Innensichten von musikalischen Außenseitern: Das Taktlos-Festival als Buch  ■ Von Christian Broecking

Taktlos – das sind doch die, die kein Benehmen haben. Die Unruhe in den Laden bringen. „Minderheiten“. Also die anderen. Also wir.

Wir? Die Geschichte beginnt eigentlich woanders. Gegenkultur Schweiz, 1984: Fabrikjazz, Impro und Kulturwerkstatt Kaserne sind Namen, die mit Gruppierungen verbunden sind, die wiederum in Zürich, Bern und Basel für ein Veranstaltungsmodell stehen, das als Taktlos-Festival in die Kulturgeschichte drängt – mit Musik, die kaum einer hören und fast keiner bezahlen wollte. Musik von Leuten wie Eugene Chadbourne und John Zorn, von Shelley Hirsch und Lindsay Cooper, aber auch von Heiner Goebbels oder Irene Schweizer.

Zum zehnten Geburtstag präsentiert sich Taktlos nun im griffigen Überblick zwischen Heterogenität und Grenzüberschreitung – als Buch. Texte, die im Laufe der Jahre vornehmlich in der Taktloszeitung, die in Zusammenarbeit mit der Züricher Wochenzeitung (WOZ) alljährlich das Festival wortreich dokumentiert, erschienen, wurden von den Herausgebern Patrik Landolt und Ruedi Wyss zu einem bebilderten Buch montiert. In Form von Gesprächen, Reportagen, Exkursen und Diskursivem sucht man sich Menschen zu nähern, die sogenannte Außenseiter-Musik machen. Menschen, die sich heimatlos wähnen, prophetische Geltungsansprüche melden und manchmal auch über sich selber lachen – ob soviel Außenseitertums an den wegbrechenden Rändern, dort, wo das Neue passiert.
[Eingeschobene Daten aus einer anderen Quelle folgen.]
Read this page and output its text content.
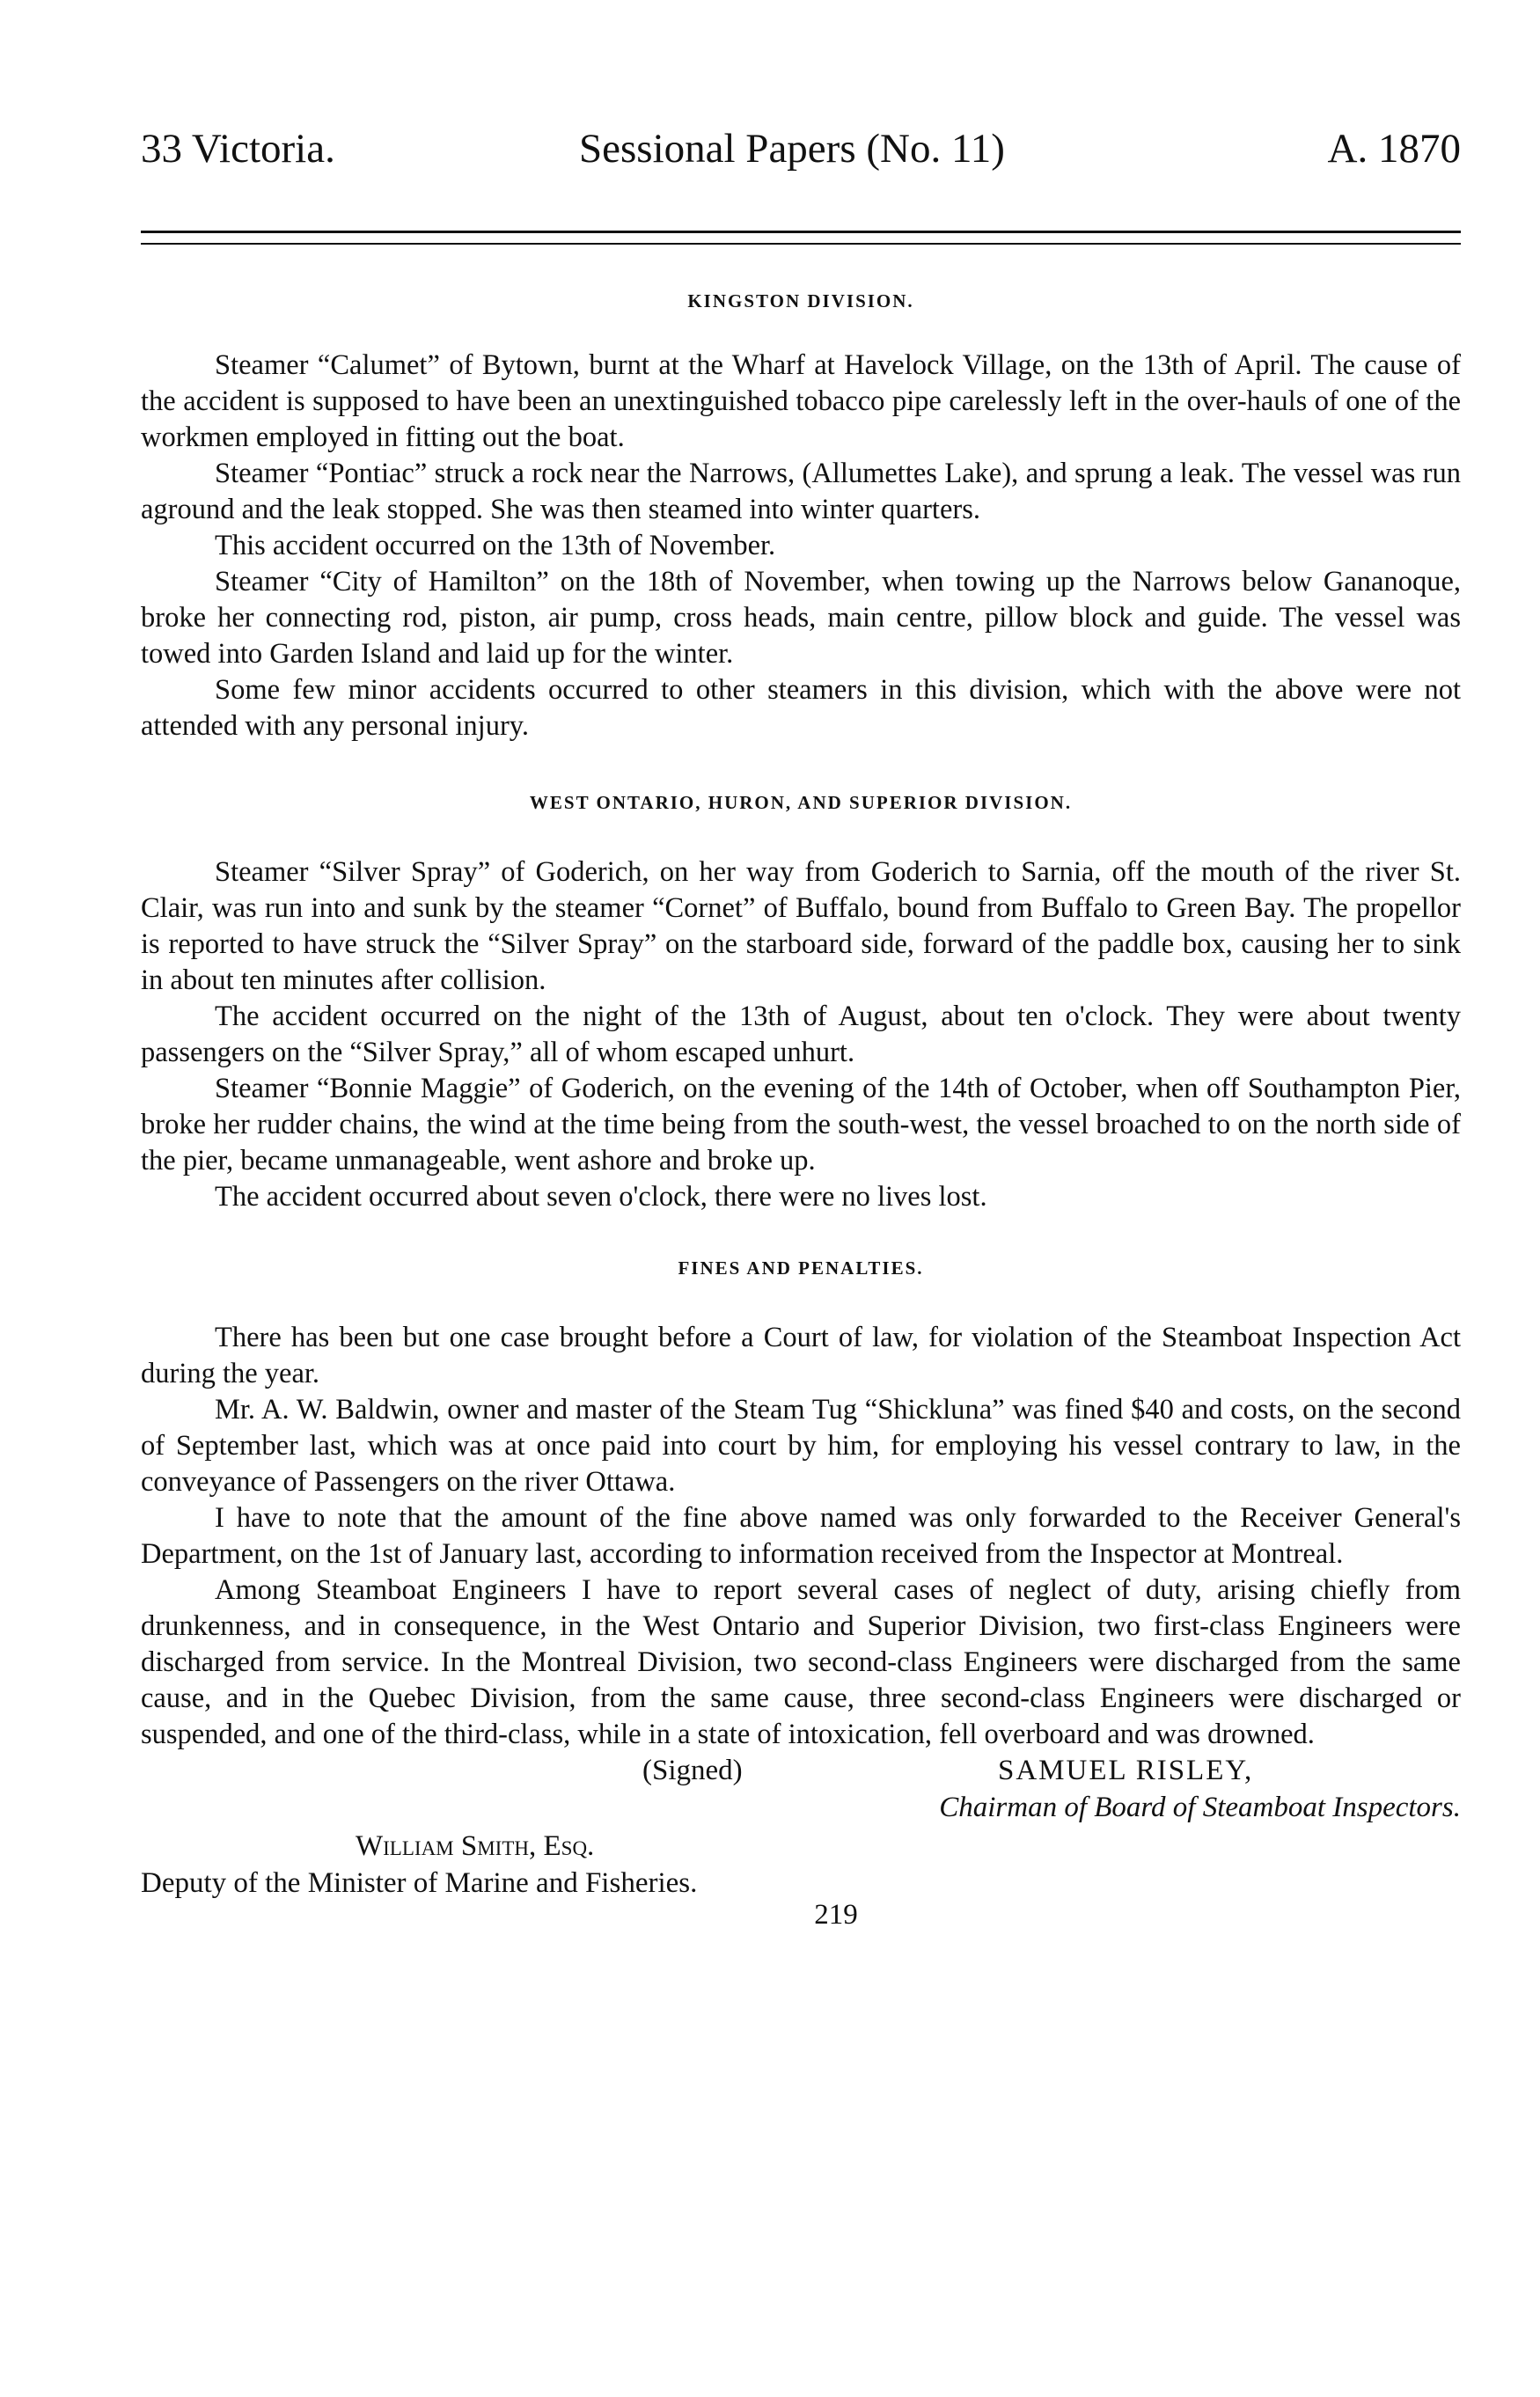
33 Victoria.	Sessional Papers (No. 11)	A. 1870
KINGSTON DIVISION.

Steamer “Calumet” of Bytown, burnt at the Wharf at Havelock Village, on the 13th of April. The cause of the accident is supposed to have been an unextinguished tobacco pipe carelessly left in the over-hauls of one of the workmen employed in fitting out the boat.

Steamer “Pontiac” struck a rock near the Narrows, (Allumettes Lake), and sprung a leak. The vessel was run aground and the leak stopped. She was then steamed into winter quarters.

This accident occurred on the 13th of November.

Steamer “City of Hamilton” on the 18th of November, when towing up the Narrows below Gananoque, broke her connecting rod, piston, air pump, cross heads, main centre, pillow block and guide. The vessel was towed into Garden Island and laid up for the winter.

Some few minor accidents occurred to other steamers in this division, which with the above were not attended with any personal injury.

WEST ONTARIO, HURON, AND SUPERIOR DIVISION.

Steamer “Silver Spray” of Goderich, on her way from Goderich to Sarnia, off the mouth of the river St. Clair, was run into and sunk by the steamer “Cornet” of Buffalo, bound from Buffalo to Green Bay. The propellor is reported to have struck the “Silver Spray” on the starboard side, forward of the paddle box, causing her to sink in about ten minutes after collision.

The accident occurred on the night of the 13th of August, about ten o'clock. They were about twenty passengers on the “Silver Spray,” all of whom escaped unhurt.

Steamer “Bonnie Maggie” of Goderich, on the evening of the 14th of October, when off Southampton Pier, broke her rudder chains, the wind at the time being from the south-west, the vessel broached to on the north side of the pier, became unmanageable, went ashore and broke up.

The accident occurred about seven o'clock, there were no lives lost.

FINES AND PENALTIES.

There has been but one case brought before a Court of law, for violation of the Steamboat Inspection Act during the year.

Mr. A. W. Baldwin, owner and master of the Steam Tug “Shickluna” was fined $40 and costs, on the second of September last, which was at once paid into court by him, for employing his vessel contrary to law, in the conveyance of Passengers on the river Ottawa.

I have to note that the amount of the fine above named was only forwarded to the Receiver General's Department, on the 1st of January last, according to information received from the Inspector at Montreal.

Among Steamboat Engineers I have to report several cases of neglect of duty, arising chiefly from drunkenness, and in consequence, in the West Ontario and Superior Division, two first-class Engineers were discharged from service. In the Montreal Division, two second-class Engineers were discharged from the same cause, and in the Quebec Division, from the same cause, three second-class Engineers were discharged or suspended, and one of the third-class, while in a state of intoxication, fell overboard and was drowned.

(Signed)	SAMUEL RISLEY,
Chairman of Board of Steamboat Inspectors.
William Smith, Esq.
Deputy of the Minister of Marine and Fisheries.
219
Dort, wo Arbeit, frei nach Schiller, Spielen bedeutet und Spielen noch Spaß macht – wie Fred Frith bestätigt, der ebendas an John Cage und Frank Zappa lobt: Humor. Musik muß ja nicht todernst sein. Sie sollte aber etwas zu tun haben mit der Art und Weise, in der das eigene Leben sich an besagten Rändern abspielt – profane Kunst als minoritärer Zeitkommentar, kämpferisch und community-orientiert. Anti-Apathie und Anti-Apartheid bezeichnen in diesem System eine Haltung, nicht eine Mode. Die lachenden Außenseiter blühen in den erkämpften Nischen der Alternativkultur, wie die Herausgeber emphatisch betonen, der Mief anderer Welten vermag ihre Kunst nicht mehr zu ersticken.
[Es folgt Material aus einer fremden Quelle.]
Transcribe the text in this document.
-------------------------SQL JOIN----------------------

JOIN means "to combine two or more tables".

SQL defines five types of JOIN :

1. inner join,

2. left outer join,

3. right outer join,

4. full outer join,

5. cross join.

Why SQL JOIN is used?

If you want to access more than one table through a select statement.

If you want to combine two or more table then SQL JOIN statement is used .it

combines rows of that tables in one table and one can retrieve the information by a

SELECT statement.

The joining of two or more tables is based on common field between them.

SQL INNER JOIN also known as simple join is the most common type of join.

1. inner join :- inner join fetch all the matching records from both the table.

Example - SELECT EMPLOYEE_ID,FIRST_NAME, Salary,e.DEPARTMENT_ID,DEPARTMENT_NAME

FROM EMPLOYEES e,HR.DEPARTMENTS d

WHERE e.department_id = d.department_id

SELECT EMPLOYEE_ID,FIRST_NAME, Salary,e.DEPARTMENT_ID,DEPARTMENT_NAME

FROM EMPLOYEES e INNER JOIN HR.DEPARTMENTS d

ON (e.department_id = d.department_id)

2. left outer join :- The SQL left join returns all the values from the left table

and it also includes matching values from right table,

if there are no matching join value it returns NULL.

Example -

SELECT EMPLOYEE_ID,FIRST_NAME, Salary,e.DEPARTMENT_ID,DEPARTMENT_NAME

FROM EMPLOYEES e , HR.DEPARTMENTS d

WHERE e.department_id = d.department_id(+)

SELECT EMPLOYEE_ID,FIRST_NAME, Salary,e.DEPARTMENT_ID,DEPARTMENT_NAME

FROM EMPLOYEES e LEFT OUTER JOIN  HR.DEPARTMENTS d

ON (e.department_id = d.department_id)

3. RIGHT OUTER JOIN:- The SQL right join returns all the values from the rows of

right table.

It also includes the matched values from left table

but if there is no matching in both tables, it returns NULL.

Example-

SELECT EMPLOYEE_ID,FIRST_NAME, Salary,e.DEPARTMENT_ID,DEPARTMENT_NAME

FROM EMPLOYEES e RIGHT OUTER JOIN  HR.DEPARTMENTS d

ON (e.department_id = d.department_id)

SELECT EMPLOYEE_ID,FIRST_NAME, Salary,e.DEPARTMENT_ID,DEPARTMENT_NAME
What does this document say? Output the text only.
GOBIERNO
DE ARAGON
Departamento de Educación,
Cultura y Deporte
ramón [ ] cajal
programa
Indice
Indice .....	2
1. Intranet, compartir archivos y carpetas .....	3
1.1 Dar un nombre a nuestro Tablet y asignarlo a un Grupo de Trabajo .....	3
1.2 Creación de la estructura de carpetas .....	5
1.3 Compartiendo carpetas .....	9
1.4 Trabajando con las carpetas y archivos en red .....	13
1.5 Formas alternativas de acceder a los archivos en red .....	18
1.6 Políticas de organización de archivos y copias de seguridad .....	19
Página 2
David Moss zum Beispiel, der als Jazzmusiker begann und unbedingt wie Elvin Jones klingen wollte. Doch die Konfrontation mit der eigenen Mittelmäßigkeit bleibt keinem Musiker erspart, der Identität sucht – und eine Idee findet, die vielleicht zum Stil taugen könnte. Mehr als hundert Objekte türmt David Moss gelegentlich um sich herum auf, wenn er sein Gurgeln, Stöhnen und Japsen durch Schläge auf Plastik, Holz und Metall sichtbar macht. Performance als Weg zum Ich, Innovation als Lebenshaltung und immer wieder Spaß sind seine Stichworte – Tom Jones meets James Brown.
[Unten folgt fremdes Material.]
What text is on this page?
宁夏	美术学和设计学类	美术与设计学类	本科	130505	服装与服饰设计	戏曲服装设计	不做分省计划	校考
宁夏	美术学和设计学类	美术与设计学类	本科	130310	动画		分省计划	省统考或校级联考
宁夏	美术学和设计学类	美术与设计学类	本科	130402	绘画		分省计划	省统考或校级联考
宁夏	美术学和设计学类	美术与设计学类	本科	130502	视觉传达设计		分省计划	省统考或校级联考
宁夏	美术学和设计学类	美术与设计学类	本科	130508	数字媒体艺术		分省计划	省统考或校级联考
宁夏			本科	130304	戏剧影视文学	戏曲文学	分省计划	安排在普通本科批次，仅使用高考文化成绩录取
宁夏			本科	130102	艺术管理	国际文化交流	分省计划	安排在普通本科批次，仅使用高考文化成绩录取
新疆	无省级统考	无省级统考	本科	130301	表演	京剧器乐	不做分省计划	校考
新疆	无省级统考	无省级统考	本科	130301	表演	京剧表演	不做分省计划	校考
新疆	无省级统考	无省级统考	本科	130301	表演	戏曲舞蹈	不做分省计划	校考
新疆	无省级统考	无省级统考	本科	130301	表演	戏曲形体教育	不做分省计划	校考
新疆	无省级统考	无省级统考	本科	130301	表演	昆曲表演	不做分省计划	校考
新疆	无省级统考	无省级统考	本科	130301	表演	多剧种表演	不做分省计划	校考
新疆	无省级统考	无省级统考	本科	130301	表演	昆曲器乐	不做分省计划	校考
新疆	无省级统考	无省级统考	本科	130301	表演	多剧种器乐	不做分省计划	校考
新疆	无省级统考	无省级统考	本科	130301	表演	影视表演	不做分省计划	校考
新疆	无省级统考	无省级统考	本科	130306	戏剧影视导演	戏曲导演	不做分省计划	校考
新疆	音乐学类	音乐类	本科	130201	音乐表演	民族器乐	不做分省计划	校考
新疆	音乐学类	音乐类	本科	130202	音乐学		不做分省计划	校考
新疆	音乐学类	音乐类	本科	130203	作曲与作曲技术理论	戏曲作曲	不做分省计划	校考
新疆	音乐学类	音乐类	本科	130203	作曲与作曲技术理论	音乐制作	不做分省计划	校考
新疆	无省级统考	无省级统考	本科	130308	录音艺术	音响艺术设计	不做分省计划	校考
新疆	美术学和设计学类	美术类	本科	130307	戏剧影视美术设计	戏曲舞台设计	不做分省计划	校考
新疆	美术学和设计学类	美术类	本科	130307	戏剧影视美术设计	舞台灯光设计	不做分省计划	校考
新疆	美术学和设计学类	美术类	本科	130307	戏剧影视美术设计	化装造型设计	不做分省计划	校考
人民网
Anderes Beispiel: Eugene Chadbourne, der Kritikermusiker. Ethnische Musik nimmt man am besten auf den Arm, kommentiert er seine Platte „Country Music in the World of Islam, Vol. XV“. Die Soli im Jazz seien zu lang und Country-Protest Protest gegen die USA mit Gitarre und Gesang – weißer Humor der mißverständlichen Art, den er am besten in Holland verstanden wähnt, da sie dort besser Englisch lernen als daheim in den Staaten.

„Speak white!“ lautet in Montreal die Aufforderung an Frankophone, wenn man ihnen höflich zu verstehen geben will, sie sollen gefälligst Englisch sprechen. René Lussier und Jean Derome sind Québec-Separatisten, Bastarde mit einem sloppy Akzent (wie sie selbst sagen), Leute, die ihre Musik als „semi-populaire“ begreifen. „Volksmusik“ als musikalisches Erbe und Kampfansage an die Gegenwart, dagegen gesetzt die regionale Tradition. Die alte Gewohnheit, mit den Füßen den Rhythmus zur Fidel zu stampfen, ist bei ihnen ins Detail transformiert: ein Tappen auf die electric feet – einen kleinen Pickup auf dem Bühnenboden. An sowas freuen sich Leute, die arbeiten und auch so aussehen, die riskante Musik spielen – keinen Jazz, sondern musique actuelle. Leute wie Lussier und Derome eben.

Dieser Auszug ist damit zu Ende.